17. The facts in the instant case are more or less identical with the case of Highways Construction Co. Pvt. Ltd. v CIT 199 ITR 702, wherein this court held (page 708) :
“There is no finding of fact to the effect that actually the loan had been granted to the managing director or any other person on interest, or that interest had actually been collected and the collection of the interest was not reflected in the accounts. The finding of the Income Tax Officer is that the assessee ought to have collected interest. In other words, the view of the Income Tax Officer, which has been accepted by the Tribunal, was that the assessee, as a good business concern, should not have granted interest-free loan, or should have insisted on payment of interest. If the assessee had not bargained for interest, or had not collected interest, we fail to see how the Income Tax authorities can fix a notional interest as due, or collected by the assessee. Our attention has not been invited to any provision of the Income Tax Act empowering the Income Tax authorities to include in the income, interest which was not due or not collected. In this view, we answer question No. (ii) in the negative, that is, in favour of the assessee and against the Revenue.”‘
5. On going through the said decision, it can be discerned that the Guwahati High Court held that there was nothing to show that the assessee had, in fact, received interest or that the company to whom the loan was given had, in fact, paid interest to the assessee. There was also nothing on record to show that the alleged interest was not reflected in the accounts. The only finding recorded was that the assessee “ought to” have charged interest. Referring to an earlier decision of the Guwahati High Court, in Highways Construction Co. (P.) Ltd. v. CIT  199 ITR 702, the Court observed that their attention had not been invited to any provision of the Income-Tax Act empowering the income-tax authorities to include in the income, interest which was not due or not collected.

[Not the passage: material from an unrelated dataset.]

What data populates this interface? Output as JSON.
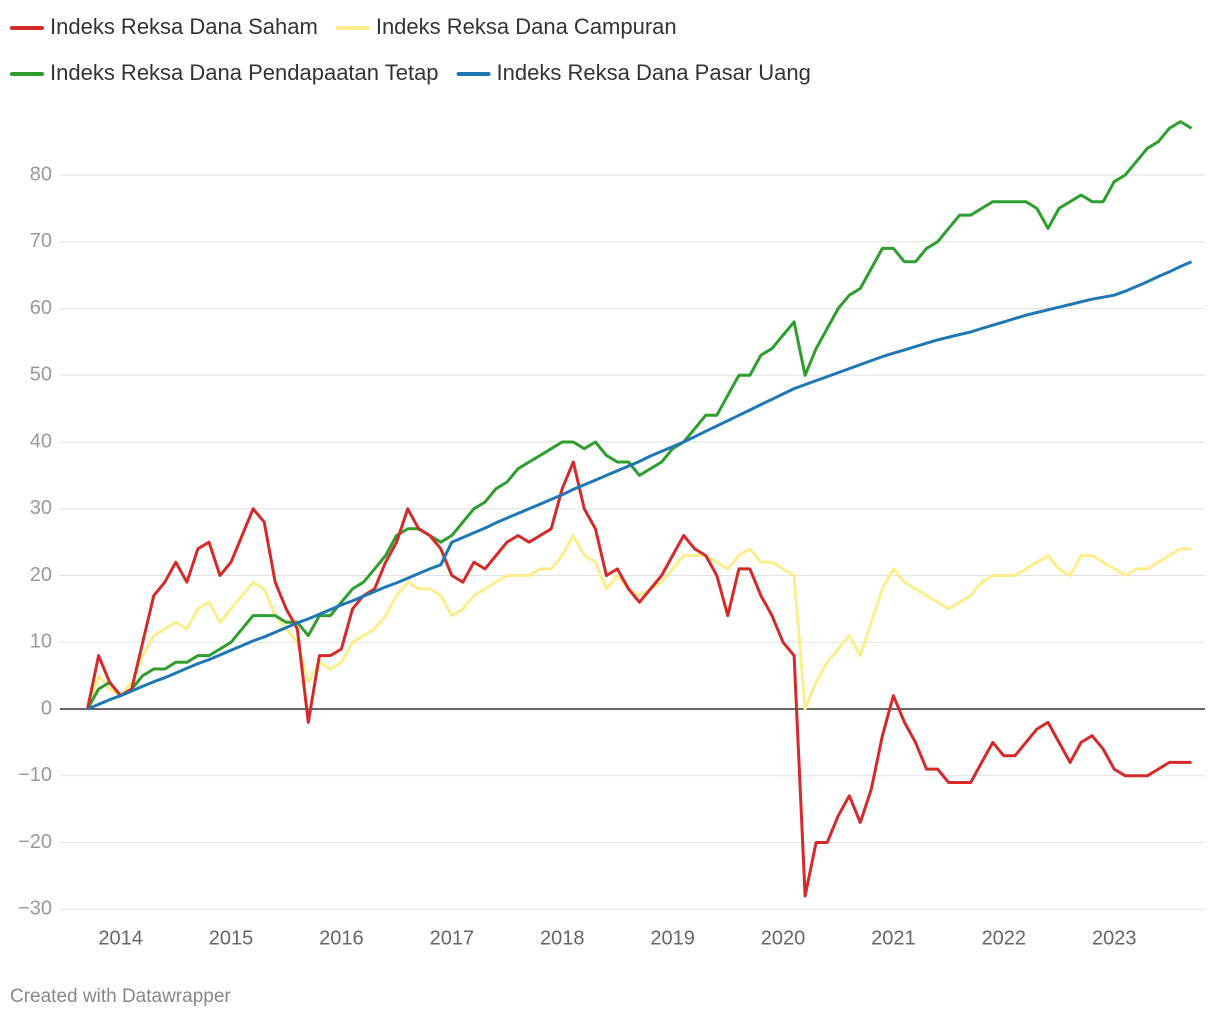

6. In similar vein, when we asked Mr Sahni, who is appearing for the respondent to point out some provision of the Income Tax Act, whereunder such ‘notional’ interest could be made the subject matter of tax, the only reference he made was to Section 144 of the said Act. However, we are clear that Section 144 does not at all apply to the present proceedings because the present proceedings originate from an assessment under Section 143(3) of the said Act.
7. In the absence of any specific provision under which the so called notional income on advances, could be brought to tax, we do not see as to how the impugned orders passed by the Commissioner of Income Tax can be sustained.
8. Consequently, we allow these writ petitions. The impugned orders are set aside. The addition on account of a notional income on advances is deleted. These writ petitions have been decided only in respect of the respective assessment orders for the assessment year 2009-10 and will not have any bearing on the other assessment years, the facts of which we have not examined.